Now, we let \epsilon \rightarrow 0^+:

\begin{split} P(\{x \le X \le x + \delta\} | \{Y = y\}) &= \lim_{\epsilon \rightarrow 0^+} \frac{\int_x^{x + \delta} f_{X, Y}(x, y) \epsilon}{f_{Y}(y) \epsilon}\\ &= \frac{\int_x^{x + \delta} f_{X, Y}(x, y)}{f_Y(y)}. \end{split}

Note that we’ve alrea,y known that X’s PDF conditioned on A:

f_{X|A}(x) = \lim_{\delta \rightarrow 0^+} \frac{P(\{x \le X \le x + \delta\} | A)}{\delta}.

We write X’s PDF conditioned on Y as

f_{X|Y}(x|y) = \lim_{\delta \rightarrow 0^+} \frac{\int_x^{x + \delta} f_{X, Y}(x, y)}{\delta f_Y(y)} = \frac{f_{X, Y}(x, y)}{f_Y(y)}.

When X and Y are independent, we get

P(\{x \le X \le x + \delta\} | \{Y = y\}) = P(\{x \le X \le x + \delta\}) = \frac{\int_x^{x + \delta} f_{X, Y}(x, y) \,\mathrm{d}x}{f_Y(y)}.
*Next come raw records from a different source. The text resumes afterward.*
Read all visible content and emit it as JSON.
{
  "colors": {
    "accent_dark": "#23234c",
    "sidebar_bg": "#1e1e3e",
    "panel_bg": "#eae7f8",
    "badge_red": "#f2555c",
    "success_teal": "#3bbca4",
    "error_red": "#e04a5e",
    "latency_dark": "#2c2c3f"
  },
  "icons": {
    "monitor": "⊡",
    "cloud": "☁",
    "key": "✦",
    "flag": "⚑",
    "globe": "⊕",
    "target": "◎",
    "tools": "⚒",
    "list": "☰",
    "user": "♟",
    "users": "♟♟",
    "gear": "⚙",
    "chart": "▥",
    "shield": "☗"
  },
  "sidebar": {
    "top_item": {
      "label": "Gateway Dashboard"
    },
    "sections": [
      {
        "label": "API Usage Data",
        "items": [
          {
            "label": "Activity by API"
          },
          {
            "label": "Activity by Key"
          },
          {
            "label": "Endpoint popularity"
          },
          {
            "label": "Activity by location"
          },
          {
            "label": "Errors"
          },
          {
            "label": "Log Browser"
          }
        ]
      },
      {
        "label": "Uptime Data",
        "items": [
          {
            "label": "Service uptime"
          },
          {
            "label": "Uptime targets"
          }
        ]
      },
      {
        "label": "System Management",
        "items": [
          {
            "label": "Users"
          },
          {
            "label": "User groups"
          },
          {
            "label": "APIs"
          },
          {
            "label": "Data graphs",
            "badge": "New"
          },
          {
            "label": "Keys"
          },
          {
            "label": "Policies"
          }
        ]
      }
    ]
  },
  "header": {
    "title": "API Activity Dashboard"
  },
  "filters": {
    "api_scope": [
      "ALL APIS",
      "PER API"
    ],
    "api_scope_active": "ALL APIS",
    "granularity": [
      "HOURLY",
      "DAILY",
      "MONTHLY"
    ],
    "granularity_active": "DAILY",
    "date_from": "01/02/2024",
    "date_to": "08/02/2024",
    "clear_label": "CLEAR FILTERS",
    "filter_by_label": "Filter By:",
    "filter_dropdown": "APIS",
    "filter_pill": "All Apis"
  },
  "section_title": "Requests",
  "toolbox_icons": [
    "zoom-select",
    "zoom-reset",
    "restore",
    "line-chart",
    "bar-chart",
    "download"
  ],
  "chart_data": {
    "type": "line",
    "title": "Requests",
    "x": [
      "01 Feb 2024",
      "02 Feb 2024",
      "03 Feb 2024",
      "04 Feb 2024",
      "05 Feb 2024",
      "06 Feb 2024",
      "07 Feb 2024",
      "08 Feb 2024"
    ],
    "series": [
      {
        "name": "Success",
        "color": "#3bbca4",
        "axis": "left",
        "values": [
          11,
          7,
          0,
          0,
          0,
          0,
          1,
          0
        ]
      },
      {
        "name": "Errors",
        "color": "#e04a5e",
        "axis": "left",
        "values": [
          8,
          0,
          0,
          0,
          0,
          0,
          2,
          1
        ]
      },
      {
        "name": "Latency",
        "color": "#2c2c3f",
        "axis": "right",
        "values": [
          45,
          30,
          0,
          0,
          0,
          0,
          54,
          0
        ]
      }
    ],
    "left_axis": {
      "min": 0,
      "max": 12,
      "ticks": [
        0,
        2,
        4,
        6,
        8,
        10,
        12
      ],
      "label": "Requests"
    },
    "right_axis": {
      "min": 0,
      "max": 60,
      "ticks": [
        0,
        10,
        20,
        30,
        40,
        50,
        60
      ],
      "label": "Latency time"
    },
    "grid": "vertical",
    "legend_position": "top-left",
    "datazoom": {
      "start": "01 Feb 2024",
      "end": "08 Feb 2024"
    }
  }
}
Then we devide both side by \delta, and let \delta \rightarrow 0^+.

f_X(x) = \lim_{\delta \rightarrow 0^+} \frac{P(x \le X \le x + \delta)}{\delta} = \lim_{\delta \rightarrow 0^+} \frac{f_{X, Y}(x, y) \, \delta}{f_Y(y) \, \delta} = \frac{f_{X, Y}(x, y)}{f_{Y}(y)}.

That is, when X and Y are independent,

f_{X, Y}(x, y) = f_X(x) f_Y(y).

It is easy to verify that when we have f_{X, Y}(x, y) = f_X(x) f_Y(y), X and Y are independent.

\int_{x}^{x + \delta} \mathrm{d}x \int_{y}^{y + \epsilon} f_{X, Y}(x, y) \, \mathrm{d}y = \int_{x}^{x + \delta} f_X(x) \,\mathrm{d}x \int_{y}^{y + \epsilon} f_Y(y) \,\mathrm{d}y,

i.e., for any \delta, \epsilon \ge 0

P(\{X \in [x, x + \delta]\} \cap \{Y \in [y, y + \epsilon]\}) = P(X \in [x, x + \delta]) P(Y \in [y, y + \epsilon]).

Therefore, we can conclude that X and Y are independent if and only if f_{X, Y}(x, y) = f_X(x) f_Y(y).